Just as an example, you can see that there are five different remedies for fear, and part of the art of prescribing the Bach Flowers involves distinguishing between the different types of fear or depression or whatever, and of course recognising which type of fear or depression you or your client is suffering from.

So with the FEAR example, Aspen is for vague fears of unknown or unconscious origin; Cherry Plum is for fear of losing control; Mimulus is for known fears such as fear of failing an exam; Red Chestnut is for those who are fearful for their loved ones and Rock Rose is for extreme terror. This system of classification is very useful, but it's not all inclusive.
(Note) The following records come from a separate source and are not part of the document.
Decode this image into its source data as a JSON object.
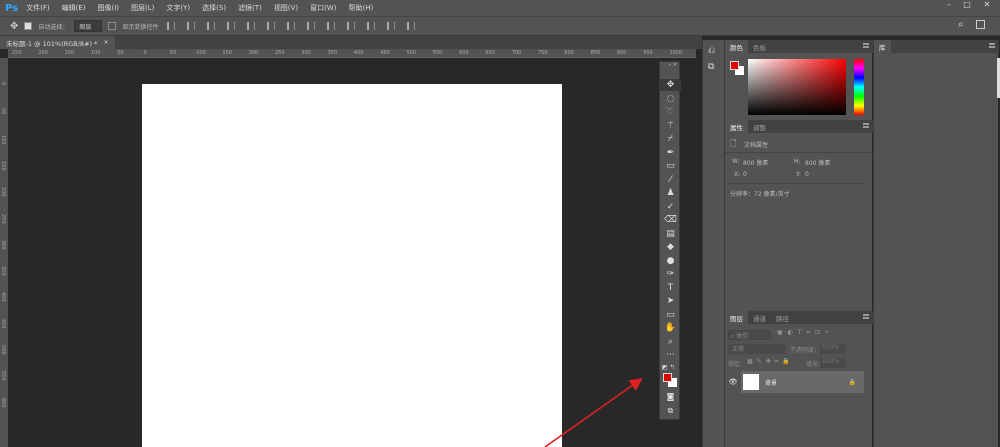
{
  "app": {
    "logo": "Ps",
    "menu": [
      "文件(F)",
      "编辑(E)",
      "图像(I)",
      "图层(L)",
      "文字(Y)",
      "选择(S)",
      "滤镜(T)",
      "视图(V)",
      "窗口(W)",
      "帮助(H)"
    ],
    "window_controls": [
      "–",
      "□",
      "✕"
    ]
  },
  "options": {
    "auto_select_label": "自动选择：",
    "auto_select_value": "图层",
    "show_transform_label": "显示变换控件"
  },
  "document_tab": {
    "title": "未标题-1 @ 101%(RGB/8#) *",
    "close": "×"
  },
  "ruler": {
    "h_labels": [
      "250",
      "200",
      "150",
      "100",
      "50",
      "0",
      "50",
      "100",
      "150",
      "200",
      "250",
      "300",
      "350",
      "400",
      "450",
      "500",
      "550",
      "600",
      "650",
      "700",
      "750",
      "800",
      "850",
      "900",
      "950",
      "1000"
    ],
    "v_labels": [
      "0",
      "50",
      "100",
      "150",
      "200",
      "250",
      "300",
      "350",
      "400",
      "450",
      "500",
      "550",
      "600"
    ]
  },
  "tools": [
    "move",
    "marquee",
    "lasso",
    "magic-wand",
    "crop",
    "eyedropper",
    "healing",
    "brush",
    "stamp",
    "history-brush",
    "eraser",
    "gradient",
    "blur",
    "dodge",
    "pen",
    "type",
    "path-select",
    "rectangle",
    "hand",
    "zoom",
    "more"
  ],
  "colors": {
    "foreground": "#e00000",
    "background": "#ffffff"
  },
  "color_panel": {
    "tabs": [
      "颜色",
      "色板"
    ]
  },
  "properties_panel": {
    "tabs": [
      "属性",
      "调整"
    ],
    "title": "文档属性",
    "w_label": "W:",
    "w_value": "800 像素",
    "h_label": "H:",
    "h_value": "800 像素",
    "x_label": "X:",
    "x_value": "0",
    "y_label": "Y:",
    "y_value": "0",
    "resolution": "分辨率：72 像素/英寸"
  },
  "layers_panel": {
    "tabs": [
      "图层",
      "通道",
      "路径"
    ],
    "filter": "类型",
    "blend": "正常",
    "opacity_label": "不透明度：",
    "opacity": "100%",
    "lock_label": "锁定：",
    "fill_label": "填充：",
    "fill": "100%",
    "layers": [
      {
        "name": "背景",
        "visible": true,
        "locked": true
      }
    ]
  },
  "library_panel": {
    "tab": "库"
  }
}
For example, there are two types of DEPRESSION which are very important, but haven't been grouped under the heading Despondency or Despair. These are Gentian which is classified under Uncertainty and is indicated for a reactive depression suffered after a setback, and Mustard, which is classified under Lack of Interest in the Present, and is for the deep endogenous type of depression, that feels like a black cloud and descends suddenly for no apparent reason, but lifts just as suddenly.


So, it's important to become very familiar with the individual meanings of all the 38 Bach Flowers, as well as be aware of the individual categories that they are grouped under.